It is all beginning to sink in. The expected end had come as a vertiginous surprise, and for many the first hours of mourning were spent in various degrees of bewilderment and disbelief—the disorientation of grief. Since then, however, many of us have begun to realize what it was, exactly, that we lost, when Cory Aquino passed into history.
We lost the international icon of people power. An Agence France Presse report out of Singapore quoted former Asean secretary general Rodolfo Severino’s perspective-setting remarks on the non-violent resistance that Cory symbolized. “I think that what happened in the Philippines is not being given enough credit for the overthrow of authoritarian regimes elsewhere in the world like in Eastern Europe and within the Soviet Union itself and elsewhere in Asia,” Severino said. “People seem to forget that this wave of enlarged freedoms was really pioneered by the Philippines.” It is true that Jaime Cardinal Sin was the one who sounded the trumpet, but in truth the people—in the millions—who converged on EDSA (Epifanio delos Santos Avenue) during those four glorious days in February 1986 were Cory’s yellow army. And the entire world knew it.

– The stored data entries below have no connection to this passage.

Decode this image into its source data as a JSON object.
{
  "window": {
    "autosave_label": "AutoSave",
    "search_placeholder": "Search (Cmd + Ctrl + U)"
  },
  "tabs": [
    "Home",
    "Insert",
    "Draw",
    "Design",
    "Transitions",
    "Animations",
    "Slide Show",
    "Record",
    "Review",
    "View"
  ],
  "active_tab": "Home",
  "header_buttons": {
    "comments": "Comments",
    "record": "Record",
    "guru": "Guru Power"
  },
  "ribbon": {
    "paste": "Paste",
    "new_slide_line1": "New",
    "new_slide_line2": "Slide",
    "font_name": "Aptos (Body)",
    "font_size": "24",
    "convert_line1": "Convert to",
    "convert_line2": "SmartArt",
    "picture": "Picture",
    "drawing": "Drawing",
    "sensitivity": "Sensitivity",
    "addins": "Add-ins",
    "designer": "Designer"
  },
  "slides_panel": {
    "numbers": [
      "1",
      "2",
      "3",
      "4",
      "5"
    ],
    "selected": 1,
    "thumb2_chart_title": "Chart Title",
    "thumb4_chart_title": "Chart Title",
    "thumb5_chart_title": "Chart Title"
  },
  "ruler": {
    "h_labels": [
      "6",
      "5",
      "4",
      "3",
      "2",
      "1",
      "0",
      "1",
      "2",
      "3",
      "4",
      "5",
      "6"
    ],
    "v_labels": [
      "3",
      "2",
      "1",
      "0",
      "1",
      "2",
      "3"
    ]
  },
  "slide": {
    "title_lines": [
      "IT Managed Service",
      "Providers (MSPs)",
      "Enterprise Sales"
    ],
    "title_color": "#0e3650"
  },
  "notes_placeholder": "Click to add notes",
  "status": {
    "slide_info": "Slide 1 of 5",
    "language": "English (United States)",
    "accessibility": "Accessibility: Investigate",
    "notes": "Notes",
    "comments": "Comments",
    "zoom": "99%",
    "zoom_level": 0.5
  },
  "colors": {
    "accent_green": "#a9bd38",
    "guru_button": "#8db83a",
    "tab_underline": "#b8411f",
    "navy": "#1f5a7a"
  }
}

The amnesia that has since overcome us, and the world with it, can be explained by many factors, but Cory’s long, public suffering and her death have made us remember again, and reminded us of our best selves.
We lost a political exemplar. It is now conventional wisdom to say that Cory Aquino was no politician, that she was a “mere” housewife thrust into a political role. But we think this is a misreading of both her character and our history. She was certainly heavily involved in the political work required to rebuild a democracy. She may have been somewhat reluctant about certain aspects of the political side of the presidency, but once committed she was always resolute. She wore the longest coattails in Philippine history—causing the election of an entire army of Cory’s Candidates in three elections, including 22 out of 24 senators in 1987 and her successor as president in 1992—and she knew it. But she exercised this unparalleled power with great discretion.
She could have run again for a second term; the Feb. 7, 1986 Snap Election was conducted under the Marcos Constitution, and her takeover of Malacañang on Feb. 25, 1986 was a revolutionary act—and yet she refused to even entertain the notion that she was politically indispensable and therefore should run again. As we have already written, Cory was the only president who never sought to stay in office a day longer than necessary. She was an inspiring example of the politician who could say No.
We lost the country’s most famous martyr. It is astonishing to consider that Cory was a widow for almost as long as she was a wife. Indeed, if we subtract the seven years Ninoy Aquino spent in Marcos’ prisons, we realize, with a start, that she spent more years away from her husband, a martyr in his cause, than with him. She bore the responsibility of raising their children during their most impressionable years mostly by herself; she took up the cross of widowhood without complaint; she accepted the impossible task of unifying a fractious and fear-ridden opposition to fight an all-powerful dictatorship despite it being against her best interests—for what could have been easier after Ninoy’s funeral than to go back to Boston, Massachusetts, the scene of the happiest years of her life, and reclaim the ordinariness of a normal life?
It is this spirit of self-sacrifice, of the abnegation that cannot be understood without reference to her profound spiritual life, that raises Cory’s life out of class and gender and education and connects it with the Holy Week-framed narrative that binds our nation of martyrs.
We lost the mother of our democracy. Cory was not a perfect president; on the issue of retaining the American military bases, for instance, she saw the matter from a perspective that was the exact opposite of this newspaper’s. On that issue, we believe she was on the wrong side of history. But when it became clear to her that her role in history was to restore freedom to a people “worth dying for,” she did not flinch or waver: joyfully campaigning against Marcos, serenely assuming control of a sprawling government, determinedly restoring institution after democratic institution. She came to serve democracy, not to subvert it.